Hanya suara binatang-binatang malam yang menemani mereka kala itu. Pernyataan dibiarkan mengambang begitu saja, setelahnya hyunjin menutup mulutnya menahan tawa.

“Pfft, mau aja dibohongin.” Wajah chan masih termangu bingung, tatap hyunjin minta penjelasan. Namun hyunjin menarik tangannya untuk pergi ke area parkiri dimana ada motor mereka berdua.

“Ayo balapan, satu ronde. Siapa yang menang, traktir.” Ujarnya sembari mengedipkan satu mata.

Chris menyeringai senang.

Hyunjin menggigit bibir bawahnya pelan kala membaca pesan terakhir dari chris.

Ponsel di genggaman di remat kuat sebelum di letakkan di atas nakas. Hyunjin masih memiliki waktu tiga jam untuk bersiap-siap sebelum ke sirkuit.

Jujur, sebenarnya dia ingin menolak saja tadi. Namun entah kenapa, ada sesuatu di dalam dirinya yang maksa untuk mengikuti ajakan chris. Juga, hyunjin itu ga suka di remehin, apalagi chris yang terang-terangan bilang kalau hyunjin takut.

“Makan tuh takut.” Sinisnya.

Tubuhnya dihempas kasar ke kasur. Tangan yang nganggur digunain untuk nutupin mata, menghalau sinar matahari yang masuk lewat jendela.

“Kalau lo ga balik, semuanya bakal jadi lebih mudah buat gue.”

Ingatannya jadi kembali ke waktu dimana mereka bertemu di sirkuit setahun silam.

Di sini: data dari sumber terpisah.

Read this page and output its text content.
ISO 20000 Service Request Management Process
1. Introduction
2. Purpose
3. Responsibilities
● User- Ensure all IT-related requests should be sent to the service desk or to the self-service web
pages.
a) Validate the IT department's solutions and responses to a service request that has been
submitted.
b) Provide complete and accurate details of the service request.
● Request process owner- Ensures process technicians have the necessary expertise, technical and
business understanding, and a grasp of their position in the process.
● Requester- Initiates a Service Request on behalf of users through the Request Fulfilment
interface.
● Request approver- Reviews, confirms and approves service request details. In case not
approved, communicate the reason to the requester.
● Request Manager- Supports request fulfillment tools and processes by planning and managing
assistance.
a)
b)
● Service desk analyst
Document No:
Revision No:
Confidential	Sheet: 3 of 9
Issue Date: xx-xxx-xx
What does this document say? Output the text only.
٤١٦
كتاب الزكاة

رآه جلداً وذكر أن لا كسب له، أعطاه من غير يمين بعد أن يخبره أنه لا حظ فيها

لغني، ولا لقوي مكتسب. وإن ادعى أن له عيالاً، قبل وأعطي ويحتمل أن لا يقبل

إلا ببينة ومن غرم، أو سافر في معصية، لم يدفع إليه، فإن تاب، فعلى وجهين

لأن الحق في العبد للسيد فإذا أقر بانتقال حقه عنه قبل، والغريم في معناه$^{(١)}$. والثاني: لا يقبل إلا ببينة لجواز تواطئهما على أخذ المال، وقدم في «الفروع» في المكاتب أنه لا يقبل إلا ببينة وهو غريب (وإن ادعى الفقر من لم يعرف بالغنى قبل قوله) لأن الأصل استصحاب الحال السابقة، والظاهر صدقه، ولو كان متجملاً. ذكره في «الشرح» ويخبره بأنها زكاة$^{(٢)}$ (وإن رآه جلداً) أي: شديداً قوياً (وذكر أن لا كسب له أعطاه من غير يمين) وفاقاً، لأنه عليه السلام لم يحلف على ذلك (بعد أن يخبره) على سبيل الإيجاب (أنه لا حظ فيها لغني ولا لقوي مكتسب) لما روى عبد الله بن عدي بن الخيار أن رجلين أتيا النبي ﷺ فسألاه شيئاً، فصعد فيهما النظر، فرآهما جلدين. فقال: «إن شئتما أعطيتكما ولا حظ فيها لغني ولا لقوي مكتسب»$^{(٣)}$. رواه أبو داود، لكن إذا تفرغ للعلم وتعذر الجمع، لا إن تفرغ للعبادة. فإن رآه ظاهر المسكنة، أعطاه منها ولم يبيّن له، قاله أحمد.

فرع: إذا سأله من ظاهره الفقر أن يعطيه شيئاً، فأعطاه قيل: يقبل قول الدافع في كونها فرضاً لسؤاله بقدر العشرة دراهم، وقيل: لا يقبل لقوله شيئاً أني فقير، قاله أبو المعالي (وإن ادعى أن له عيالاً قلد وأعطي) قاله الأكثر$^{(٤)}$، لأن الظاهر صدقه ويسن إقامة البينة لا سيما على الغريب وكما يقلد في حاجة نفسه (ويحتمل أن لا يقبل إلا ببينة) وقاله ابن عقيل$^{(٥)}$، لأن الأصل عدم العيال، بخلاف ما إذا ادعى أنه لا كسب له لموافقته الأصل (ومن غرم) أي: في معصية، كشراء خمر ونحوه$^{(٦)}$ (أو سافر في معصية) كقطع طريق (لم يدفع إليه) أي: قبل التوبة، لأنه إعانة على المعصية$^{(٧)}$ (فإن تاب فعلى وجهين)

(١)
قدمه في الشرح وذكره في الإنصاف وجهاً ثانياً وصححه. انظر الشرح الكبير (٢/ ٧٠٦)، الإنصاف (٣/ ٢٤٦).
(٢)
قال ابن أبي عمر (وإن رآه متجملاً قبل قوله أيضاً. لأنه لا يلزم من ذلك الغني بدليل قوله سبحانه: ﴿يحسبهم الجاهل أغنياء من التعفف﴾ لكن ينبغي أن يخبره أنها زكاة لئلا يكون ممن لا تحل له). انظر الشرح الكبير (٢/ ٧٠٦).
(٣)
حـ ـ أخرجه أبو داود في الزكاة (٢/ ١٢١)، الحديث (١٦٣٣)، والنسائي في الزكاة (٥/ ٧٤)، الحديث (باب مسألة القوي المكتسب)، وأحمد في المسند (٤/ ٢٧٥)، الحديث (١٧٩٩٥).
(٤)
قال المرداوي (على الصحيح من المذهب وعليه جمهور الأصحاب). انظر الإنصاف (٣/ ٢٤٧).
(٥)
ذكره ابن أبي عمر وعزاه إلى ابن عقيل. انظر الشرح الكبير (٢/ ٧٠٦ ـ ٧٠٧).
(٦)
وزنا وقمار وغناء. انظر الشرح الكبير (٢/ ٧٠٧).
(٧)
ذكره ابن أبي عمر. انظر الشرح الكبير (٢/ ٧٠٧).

Hyunjin yang mengenakan jaket kebanggaan dan motor sport hitamnya terparkir apik di dekat pepohonan. Rokok yang terselip di belah bibir merahnya memberikan perpaduan rasa manis dan mint yang memanjakan lidah.

Semua netra tertuju padanya. Bagaimana bisa ada sosok yang wajahnya kelihatan lugu namun dengan style yang sangat kontras dengan wajahnya. Banyak dari mereka yang curi-curi pandang ke hyunjin karena si manis sangatlah menarik.

Baru saja dia akan berbalik, tiba-tiba rokok yang terselip di bibir lepas begitu saja. Hyunjin mengernyit heran kala memandangi seseorang memakai jaket kulit hitam dengan dalam kaos tanpa lengan.

Rokok yang jelas-jelas bekas bibirnya itu dihisap oleh lelaki dengan rambut pirang kekuningan, matanya pandang hyunjin dengan senyuman yang sangat tipis.

“Orang sepertimu harusnya memakan permen, bukan ini.” Tunjuknya ke rokok yang terselip di antara dua jari.

Sejak saat itu hyunjin malah dibuat penasaran dengan lelaki ini.